The TV campaign is the first time the new ‘Love Takeaway’ tagline has been used and will now roll out across all hungryhouse collateral. This campaign was created by Wordley Productions and is the first major creative delivery since last year’s successful ‘Tap & Taste’ campaign.
Alice Mrongovius, CEO at hungryhouse.co.uk, said: “With this campaign, we’re going one step farther than we ever have to really connect to our audience and demonstrate to our customers how much we understand them, and their takeaway needs. We had a lot of fun bringing real people together for this campaign and watching them talk all things takeaway, it resulted in many ‘couldn’t make this up’ moments. It’s a bold move, but we feel it perfectly encapsulates our ambition to have a deep knowledge of our customers and understand their needs better than any other takeaway provider.”
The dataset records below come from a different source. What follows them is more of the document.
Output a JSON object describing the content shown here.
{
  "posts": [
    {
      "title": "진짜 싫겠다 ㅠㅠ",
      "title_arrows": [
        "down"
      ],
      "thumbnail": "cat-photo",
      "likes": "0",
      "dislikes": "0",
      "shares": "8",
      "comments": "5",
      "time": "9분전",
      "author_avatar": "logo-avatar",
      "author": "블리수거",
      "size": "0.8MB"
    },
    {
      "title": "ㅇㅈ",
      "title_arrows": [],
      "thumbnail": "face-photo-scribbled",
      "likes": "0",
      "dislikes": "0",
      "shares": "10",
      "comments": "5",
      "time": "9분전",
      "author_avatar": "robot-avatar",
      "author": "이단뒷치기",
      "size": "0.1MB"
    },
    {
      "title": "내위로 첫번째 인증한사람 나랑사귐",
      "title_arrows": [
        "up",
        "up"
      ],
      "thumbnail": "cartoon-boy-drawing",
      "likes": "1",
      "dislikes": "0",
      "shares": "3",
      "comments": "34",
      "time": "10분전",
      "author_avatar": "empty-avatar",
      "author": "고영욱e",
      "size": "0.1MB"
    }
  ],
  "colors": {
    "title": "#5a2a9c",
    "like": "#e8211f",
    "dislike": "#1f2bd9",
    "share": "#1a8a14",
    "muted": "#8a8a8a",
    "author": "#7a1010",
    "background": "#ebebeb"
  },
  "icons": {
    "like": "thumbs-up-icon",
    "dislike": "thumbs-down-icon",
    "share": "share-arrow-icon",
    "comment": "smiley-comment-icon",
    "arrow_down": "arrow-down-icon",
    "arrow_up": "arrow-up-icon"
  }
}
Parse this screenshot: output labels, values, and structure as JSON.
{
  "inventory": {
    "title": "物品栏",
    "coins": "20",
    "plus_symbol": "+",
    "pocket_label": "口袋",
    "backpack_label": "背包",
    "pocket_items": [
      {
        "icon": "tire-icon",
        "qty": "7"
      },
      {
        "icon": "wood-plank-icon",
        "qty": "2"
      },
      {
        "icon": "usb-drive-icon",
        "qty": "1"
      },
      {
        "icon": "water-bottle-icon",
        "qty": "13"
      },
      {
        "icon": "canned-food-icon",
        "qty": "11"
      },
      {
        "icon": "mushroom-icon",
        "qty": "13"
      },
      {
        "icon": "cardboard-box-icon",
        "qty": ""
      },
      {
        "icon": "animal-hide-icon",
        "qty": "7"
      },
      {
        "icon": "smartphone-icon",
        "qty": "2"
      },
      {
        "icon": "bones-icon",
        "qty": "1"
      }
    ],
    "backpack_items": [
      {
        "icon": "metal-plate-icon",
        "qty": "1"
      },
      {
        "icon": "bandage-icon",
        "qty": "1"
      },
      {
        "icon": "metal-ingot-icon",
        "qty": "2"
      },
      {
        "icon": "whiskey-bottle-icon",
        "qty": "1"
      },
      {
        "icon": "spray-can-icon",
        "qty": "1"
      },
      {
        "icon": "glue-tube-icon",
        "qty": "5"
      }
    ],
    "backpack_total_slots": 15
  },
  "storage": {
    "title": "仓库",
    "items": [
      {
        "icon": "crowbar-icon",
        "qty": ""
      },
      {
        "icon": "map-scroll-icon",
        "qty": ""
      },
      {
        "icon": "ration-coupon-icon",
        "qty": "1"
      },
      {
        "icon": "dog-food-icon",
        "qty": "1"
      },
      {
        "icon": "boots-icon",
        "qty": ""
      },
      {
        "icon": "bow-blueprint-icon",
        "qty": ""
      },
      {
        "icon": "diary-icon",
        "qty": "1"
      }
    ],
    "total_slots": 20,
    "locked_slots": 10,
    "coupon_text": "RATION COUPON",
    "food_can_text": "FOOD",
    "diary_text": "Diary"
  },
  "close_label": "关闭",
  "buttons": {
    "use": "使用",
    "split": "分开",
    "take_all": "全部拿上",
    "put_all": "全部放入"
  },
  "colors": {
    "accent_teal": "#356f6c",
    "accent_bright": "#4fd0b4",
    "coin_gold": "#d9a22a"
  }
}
Hardey Speight, director of the advert series, said: “I always love a commercial shoot with real people – a rare commodity in the advertising world! Our cast were found all over the UK, and were totally unpolished, unpredictable, and unscripted. After trawling through masses of footage we crafted some wonderful mini-stories, little glimpses into the lives of our cast, stories that weren’t about take-away itself, but about life lived around the take-away experience. A beautiful dose of silly heart-warming everyday reality.”